The morning of the SaaSx2 event saw a great pre-event playbook at the Attune Tech’s Office.
Avlesh from WebEngage, Arvind from Attune Tech. and Suresh from KiSSFLOW came together to host the session and anchor the round table.
With a casual round of introductions, Suresh kickstarted the entire roundtable discussion with a question:
Who is your ideal user?
Identifying the ideal user for your product is the key to your entire product. Is it a product for developers? Is it for CEOs? Is it for mobile users? Is it for users of spreadsheets?
Once you identify your user, identify the ‘buying title’ and the ‘influencing title’. The ‘buying title’ would be the shot-caller whereas the ‘influencing title’ would play a major role in influencing the shot-caller to buy your product.
Sometimes, if your on-boarding process is straightforward, you can sidestep your segment. Figure out what’s happening, is your product gaining traction, etc., And then iterate your product.
Aligning Metrics – The key
This is when Avlesh (Webengage) (he was lost in the land of Chennai, damn the cabbie) joined the discussion. He stated a very crucial point, that sometimes entrepreneurs forget during their journey of building their product.
“Try aligning your product to your users’ metrics” was a great insight from him.
If you’re launching a second product, run it by your current customers.

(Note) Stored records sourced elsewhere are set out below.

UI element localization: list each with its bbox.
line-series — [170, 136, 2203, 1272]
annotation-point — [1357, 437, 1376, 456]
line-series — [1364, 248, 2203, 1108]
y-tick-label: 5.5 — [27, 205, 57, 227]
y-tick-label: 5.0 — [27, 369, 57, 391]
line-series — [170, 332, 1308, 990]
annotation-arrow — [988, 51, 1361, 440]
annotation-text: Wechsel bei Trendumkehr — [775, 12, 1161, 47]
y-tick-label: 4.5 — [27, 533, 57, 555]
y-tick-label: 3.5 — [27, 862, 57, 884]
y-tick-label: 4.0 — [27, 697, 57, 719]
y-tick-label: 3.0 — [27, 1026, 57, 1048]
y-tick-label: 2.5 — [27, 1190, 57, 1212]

Try answering these questions:
What’s that one thing that your user can relate to? What does he/she get out of this? What are you improving for them?
These are very practical and a data-driven points to consider before taking that step forward towards your market fit.
Instant Gratification -Connecting the dots
Arvind, connected these points to the psychological concept of ‘Instant Gratification’. What pain point are you trying to address? What’s that ‘wow’ moment they get when they start using your product? Something as simple as what they do everyday and how you can help them do it differently. If users get an immediate result from your product, they would be hooked to it.
Stickiness. The sole determiner.
Suresh mentioned a very simple but powerful point to elucidate product market fit.
“People who like your product will help you in scaling your product. But people who love your product will be your early adopters. Will be your referrers. Will be your evangelists. And they will help you achieve your product’s market fit!”
He also spoke about how product fit is not necessarily a price fit but much more than that. If users love your product, they really wouldn’t mind shelling out some extra money to buy it.
If you had noticed, all these points have something to do with user engagement.
Users see. Users love. Users buy. Users stick on.
Product Market Fit: The process
Product Market Fit isn’t a destination you aim to reach, but it’s a continuous journey.
Here are a few pointers to follow before you set out to find your fit.
- Understand your market.
- Estimate the market size.
- Don’t go after a broad range of things. You can’t be everything for everybody.
- Identify your segment. Your niche. That sweet-spot!
- Then, iterate your product. Strip/add features to suit the market.
Mohit from Jombay, who had some thoughtful points to add on to the entire discussion, mentioned about how it’s important to know what to focus on! Positioning your product is a prerequisite in obtaining a market fit.
Are we there yet?
When do you know your product has obtained a market fit? To understand the answer, ask this question. Are more strangers paying for your product? (not just your mom’s friends or cousin’s colleagues). Are you solving your users’ problem?
Sean Ellis answers this beautifully, in his blog.
“I’ve tried to make the concept less abstract by offering a specific metric for determining product/market fit. I ask existing users of a product how they would feel if they could no longer use the product. In my experience, achieving product/market fit requires at least 40% of users saying they would be “very disappointed” without your product. Admittedly this threshold is a bit arbitrary, but I defined it after comparing results across nearly 100 startups. Those that struggle for traction are always under 40%, while most that gain strong traction exceed 40%.”
Takeaways
Some quick points to sum up my takeaways from the session:
- Product market Fit isn’t a destination, it’s a journey.
- Understand your market.
- Know your customers.
- It’s not about the product. It’s about how you position it.
- Keep your product sticky.
- Align your products to your users’ metrics.
Avlesh’s sense of humor, Arvind’s sarcasm and Suresh’s guffaws helped maintain a lively atmosphere for the discussion 🙂 It was a great session overall with some brilliant takeaways from all of them.